Although dry skin is often temporary when it occurs, it’s generally a lifelong condition that’s mostly triggered by environmental factors. Taking hot baths and showers can dry out your skin, too, as can washing your hands frequently or doing the dishes in hot water with harsh detergent.
The most common factor linked to dry skin is the weather. Skin tends to be drier in cold winter months when humidity levels are at their lowest. Combine that with indoor heat -- central forced-air heating, radiator heat, or wood stoves -- and your skin can become even drier. If you live in the desert, low humidity can be an ongoing factor in dry skin, regardless of the season.
Skin becomes dry when it loses too much water, oil, or both. Although people of all ages and skin types get dry skin, certain factors can make you more prone to it, including:
Age: More than half of older adults have dry skin. Because skin becomes thinner and drier with age, most people over age 40 benefit from daily moisturizer use.
Climate: Living in a dry desert climate or a climate with dry, cold winters can make you susceptible to dry skin.
Career: If you’re a nurse, doctor, hair stylist, or some other professional who emerges your hands in water throughout the day, you’re more likely to develop dry skin on your hands.
Swimming: If you’re a swimmer, you’re more likely to get dry skin, particularly if you swim in a heavily-chlorinated pool.
Skin disease: If you had eczema as a child, you’re more likely to have dry skin as an adult. Psoriasis is another cause of dry skin.

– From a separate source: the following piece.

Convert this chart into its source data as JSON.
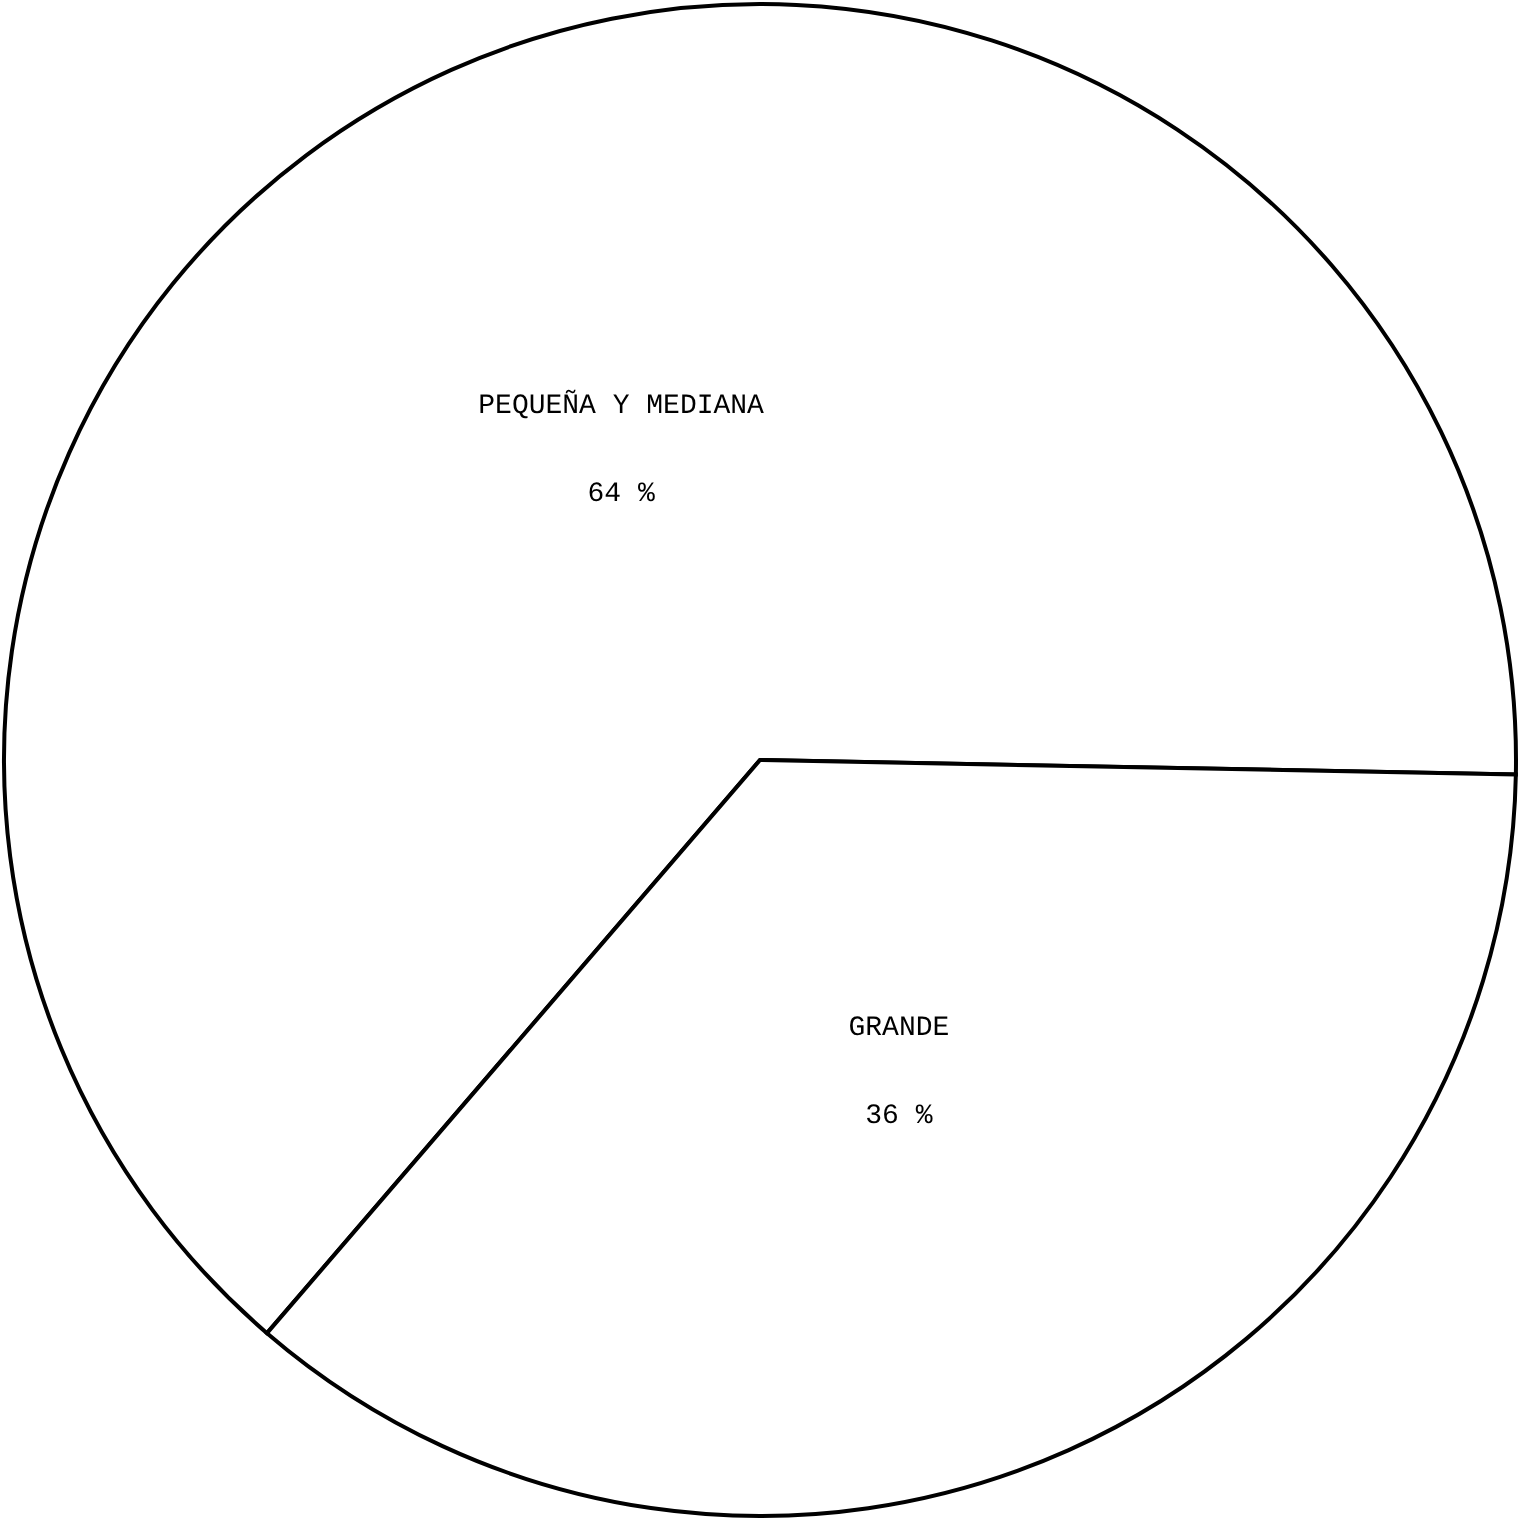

Dry skin is mostly an uncomfortable condition that’s usually harmless, especially when it’s cared for properly. Ignoring your dry skin can make it worse, however, and may lead to unwanted complications. Skin that’s allowed to get so dry that it cracks and bleeds is more prone to infection. If you’re prone to eczema, allowing your skin to become excessively dry can trigger the condition, causing redness, itching, inflammation, and cracking.
To keep your skin moist and prevent eczema, follow these guidelines:
Pat your skin dry with a towel after you shower or bathe. Then, apply moisturizer from your neck to your feet to help seal in moisture. Use moisturizer on your hands or other areas that are prone to drying throughout the day.